Williams keeps playing down those blowout losses on Tobacco Road last week to then-No. 4 Wake Forest and No. 3 North Carolina. On one hand, Florida State knocking off Wake Forest on Tuesday night illustrates how wide open the ACC is. On the other, wasn't Florida State supposed to be a minor blip on the Terps' schedule?

"I don't buy adversity makes me a better coach," he said last night. "We won the national title a couple years ago and won 32 games. I was a pretty good coach that season."

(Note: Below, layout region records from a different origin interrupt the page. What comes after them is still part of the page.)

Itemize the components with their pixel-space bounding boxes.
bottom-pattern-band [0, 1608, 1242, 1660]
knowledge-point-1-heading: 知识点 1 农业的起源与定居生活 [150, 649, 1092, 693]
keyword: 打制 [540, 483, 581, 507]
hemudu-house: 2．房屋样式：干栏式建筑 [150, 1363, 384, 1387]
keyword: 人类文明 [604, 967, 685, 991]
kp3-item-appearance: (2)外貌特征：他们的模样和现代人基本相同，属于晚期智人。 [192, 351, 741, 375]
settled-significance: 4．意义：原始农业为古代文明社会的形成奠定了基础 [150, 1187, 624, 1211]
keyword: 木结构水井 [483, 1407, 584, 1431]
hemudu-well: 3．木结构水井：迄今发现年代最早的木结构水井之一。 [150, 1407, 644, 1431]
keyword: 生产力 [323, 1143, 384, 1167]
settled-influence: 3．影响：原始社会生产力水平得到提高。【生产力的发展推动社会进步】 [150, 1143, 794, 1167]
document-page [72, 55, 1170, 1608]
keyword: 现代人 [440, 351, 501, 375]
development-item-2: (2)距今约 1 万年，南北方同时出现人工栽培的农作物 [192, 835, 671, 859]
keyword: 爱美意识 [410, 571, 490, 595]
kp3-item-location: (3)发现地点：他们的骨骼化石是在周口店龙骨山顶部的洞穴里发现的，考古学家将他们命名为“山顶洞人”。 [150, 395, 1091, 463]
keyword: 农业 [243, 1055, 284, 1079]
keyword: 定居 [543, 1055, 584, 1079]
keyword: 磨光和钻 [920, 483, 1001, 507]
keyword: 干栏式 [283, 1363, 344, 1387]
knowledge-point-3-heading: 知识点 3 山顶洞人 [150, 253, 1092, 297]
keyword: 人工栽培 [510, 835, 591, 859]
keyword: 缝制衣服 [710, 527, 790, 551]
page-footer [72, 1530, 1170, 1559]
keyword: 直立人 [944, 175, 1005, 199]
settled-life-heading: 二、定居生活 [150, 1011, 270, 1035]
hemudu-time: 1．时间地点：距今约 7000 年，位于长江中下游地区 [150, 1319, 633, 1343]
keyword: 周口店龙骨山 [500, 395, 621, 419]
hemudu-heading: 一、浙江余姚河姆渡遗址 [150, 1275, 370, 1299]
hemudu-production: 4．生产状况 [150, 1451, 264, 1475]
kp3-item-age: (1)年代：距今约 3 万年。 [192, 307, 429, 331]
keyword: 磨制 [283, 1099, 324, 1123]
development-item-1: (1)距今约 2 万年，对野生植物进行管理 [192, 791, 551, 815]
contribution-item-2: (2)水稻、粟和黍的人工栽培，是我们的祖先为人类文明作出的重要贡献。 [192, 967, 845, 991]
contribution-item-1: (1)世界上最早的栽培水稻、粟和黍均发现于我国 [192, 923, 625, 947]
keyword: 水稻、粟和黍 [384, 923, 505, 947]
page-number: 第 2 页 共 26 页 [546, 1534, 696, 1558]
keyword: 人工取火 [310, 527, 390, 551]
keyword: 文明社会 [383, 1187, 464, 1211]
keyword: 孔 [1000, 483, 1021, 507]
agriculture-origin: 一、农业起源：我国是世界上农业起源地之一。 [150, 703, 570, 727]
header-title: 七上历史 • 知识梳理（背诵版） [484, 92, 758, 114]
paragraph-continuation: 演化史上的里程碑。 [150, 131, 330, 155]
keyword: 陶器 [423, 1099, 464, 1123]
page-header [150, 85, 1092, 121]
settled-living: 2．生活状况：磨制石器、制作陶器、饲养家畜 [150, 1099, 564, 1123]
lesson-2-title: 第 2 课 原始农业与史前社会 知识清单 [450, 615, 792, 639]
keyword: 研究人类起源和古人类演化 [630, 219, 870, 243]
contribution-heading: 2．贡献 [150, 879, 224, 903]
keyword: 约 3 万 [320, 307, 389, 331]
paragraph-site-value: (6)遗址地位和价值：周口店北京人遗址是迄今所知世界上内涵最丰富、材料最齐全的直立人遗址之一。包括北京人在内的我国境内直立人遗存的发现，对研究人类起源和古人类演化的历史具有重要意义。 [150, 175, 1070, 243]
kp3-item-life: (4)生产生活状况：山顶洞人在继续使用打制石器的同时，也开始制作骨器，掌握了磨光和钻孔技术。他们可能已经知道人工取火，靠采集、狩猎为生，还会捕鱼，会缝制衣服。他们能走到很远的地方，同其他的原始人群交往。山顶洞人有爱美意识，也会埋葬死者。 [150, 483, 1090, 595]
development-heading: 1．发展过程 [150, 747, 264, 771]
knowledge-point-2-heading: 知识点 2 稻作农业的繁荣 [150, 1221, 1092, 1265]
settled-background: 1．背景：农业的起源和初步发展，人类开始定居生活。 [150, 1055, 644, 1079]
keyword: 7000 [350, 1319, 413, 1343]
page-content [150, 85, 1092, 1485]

Maybe, but it's when Maryland stumbles that Williams is at his motivational best. Losing like the Terps did last week became a referendum on how far the program has fallen outside the locker room. Inside, "He just told us we lost a couple games to good teams on the road and to put it behind us, don't make too much of it," Nik Caner-Medley said.

Before Strawberry's injury, the worst distraction in Garyland was the touch-and-go relationship between Williams and Gilchrist. Just as Larry Brown thinks every point guard should see the game the way he did at North Carolina, no point guard at Maryland will ever see the floor as Williams believes he saw it during his playing days.

Gilchrist is from a different generation of point guards: the scoring generation. Seeing him slow the game down and find the open man -- instead of dominating the ball, dribbling the shot clock down and throwing up a jack-knifing layup -- was refreshing. Can he keep it up?

Travis Garrison, the highly touted McDonald's All-American, has yet to find a rhythm. Ekene Ibekwe is a nice, active, highlight player. But can the 6-foot-9 sophomore bring Maryland a week or two of 12-point, 10-rebound performances? Will Bowers has a nice drop-step and up-and-under move. But there is no consistent back-to-the-basket scorer on these Terps to yet take enough pressure off Gilchrist and Caner-Medley, the team's second-best player whose 26 points led Maryland against Virginia. The loss of Strawberry cannot be discounted. Strawberry is among the best sixth men in college basketball, Maryland's third-best player. On a guard-oriented team of shooters, Strawberry actually cared about disturbing the passing lanes, creating deflections and doing the general grunt work. And that treacherous ACC schedule looms: Maryland still has Duke twice, Georgia Tech once, North Carolina once, N.C. State twice and Miami.

It would do no good to tell Williams about the flip side, how the ACC is not really as deep as advertised. That Duke will eventually be exposed. That after Wake Forest, North Carolina and Georgia Tech, the rest of the conference is a virtual crapshoot. Or that Gilchrist, warts and all, is very good. That even in the loss at Wisconsin, this club showed the chemistry and talent to make a spring run.

It would kill the coach's mind-set, Williams's everybody's-against-us spiel.

Better to rub the hard times in, until it stings and drives his locker room closer, toward a halftime, bunker-down mentality: "Everybody's writing us off. They think we're done, NIT material."

Williams is tremendous at selling Terps-Against-The-World, because it plays into every fear-of-failure insecurity of every successful coach. And on a cold and snowy night in College Park, the night Strawberry was sidelined for the season and Maryland had to rebound against Virginia, that adversity is what Gary Williams and his program secretly live for.